John Boehner doesn’t deserve this.  He is a capable, intelligent and savvy leader who wants to solve the crisis that is staring us squarely in the face. But the President’s faux budget, rooted in social justice instead of economics, coupled with Republican orthodoxy,  make for a combustible, and largely unreconcilable, brew.

The Mayans may have been wrong about earth, but they seem to have nailed the tribulations of the GOP.

Dark clouds ahead.

 

 

 

 

 

 

One Reply to “The Mayans & John Boehner”

  1. I fugure Boehner lost his support when he announced his “Plan B” when he made it a threat to put the blame on Dems, if his plan does not pass the Senate. His announcement of his plan turned into political theater at that point.

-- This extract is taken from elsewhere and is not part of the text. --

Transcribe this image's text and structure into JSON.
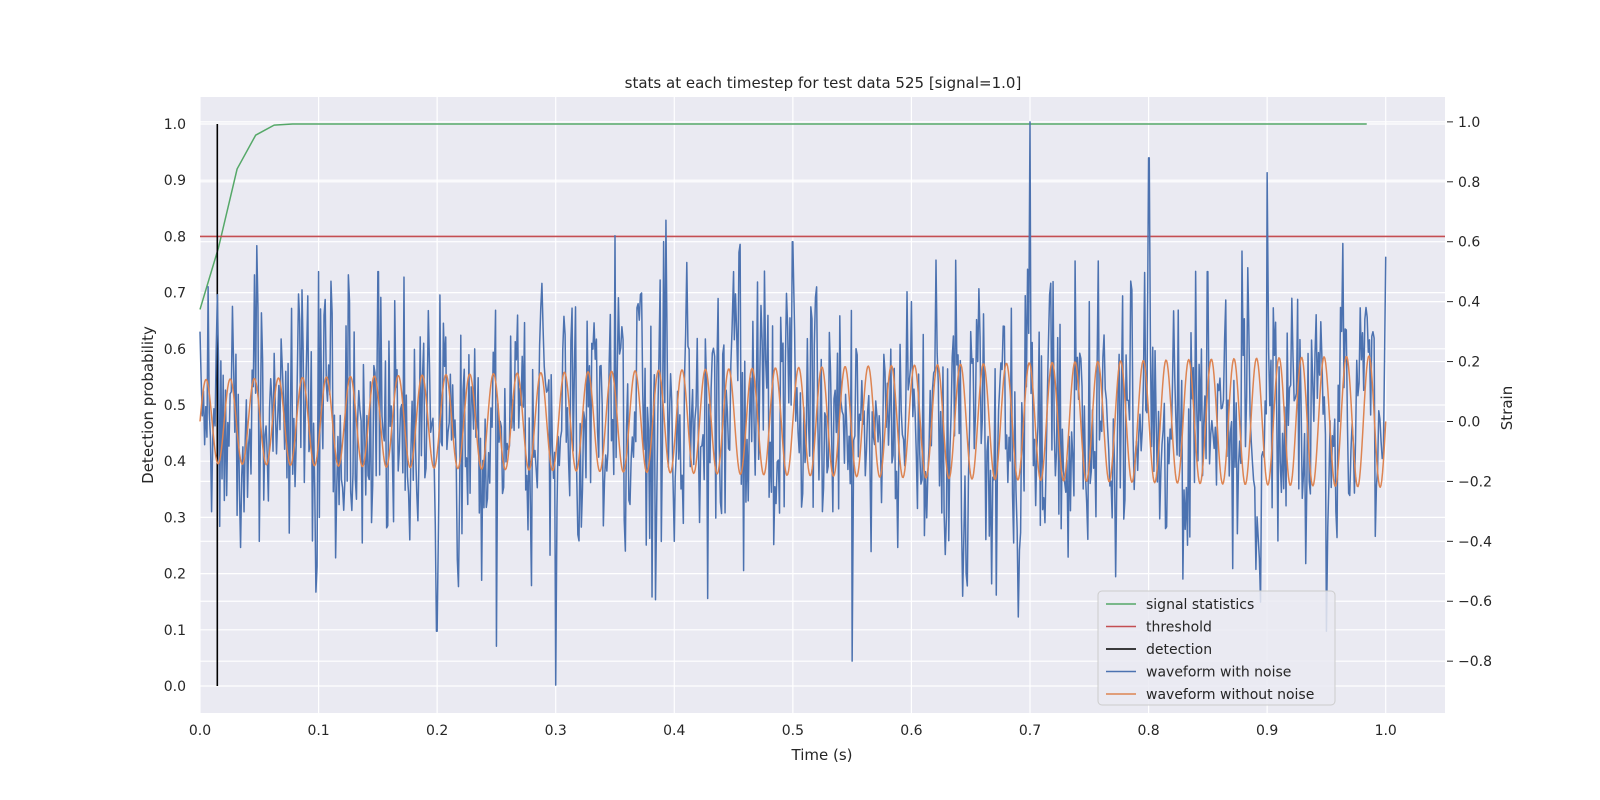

    Quite frankly, none of our leadership are making any real cuts in spending, they keep talking about cuts, but they only end up reducing some of the interest that keeps running up the debt, instead of real expenditure cuts.

    Food for thought… How about getting rid of DHS? It’s been nothing but a figure head of despise for other agencies to roll under their wing, and in my opinion, all they’ve managed to do is spend useless dollars on projects that have had little if any real impact on terrorism. Many of their inventive projects are already available in the private sector, where DHS maintains the mindset of “not invented here” as their reasoning to spend more in redundancy.

    In removing DHS, we can reaffirm the agencies they are stepping on, to be the department heads in a virtual DHS, forcing all the agencies to share information as a single unit per Presidential directive. For my limited experience in funding and managing various projects for protecting our Infrastructure, I always saw DHS as a competitor vs. an enabler to share; and I always experienced their dept. heads looking for the next career jump, usually within a couple years, rather than committed to their duty to protect the U.S. as they bail out for a higher pay grade.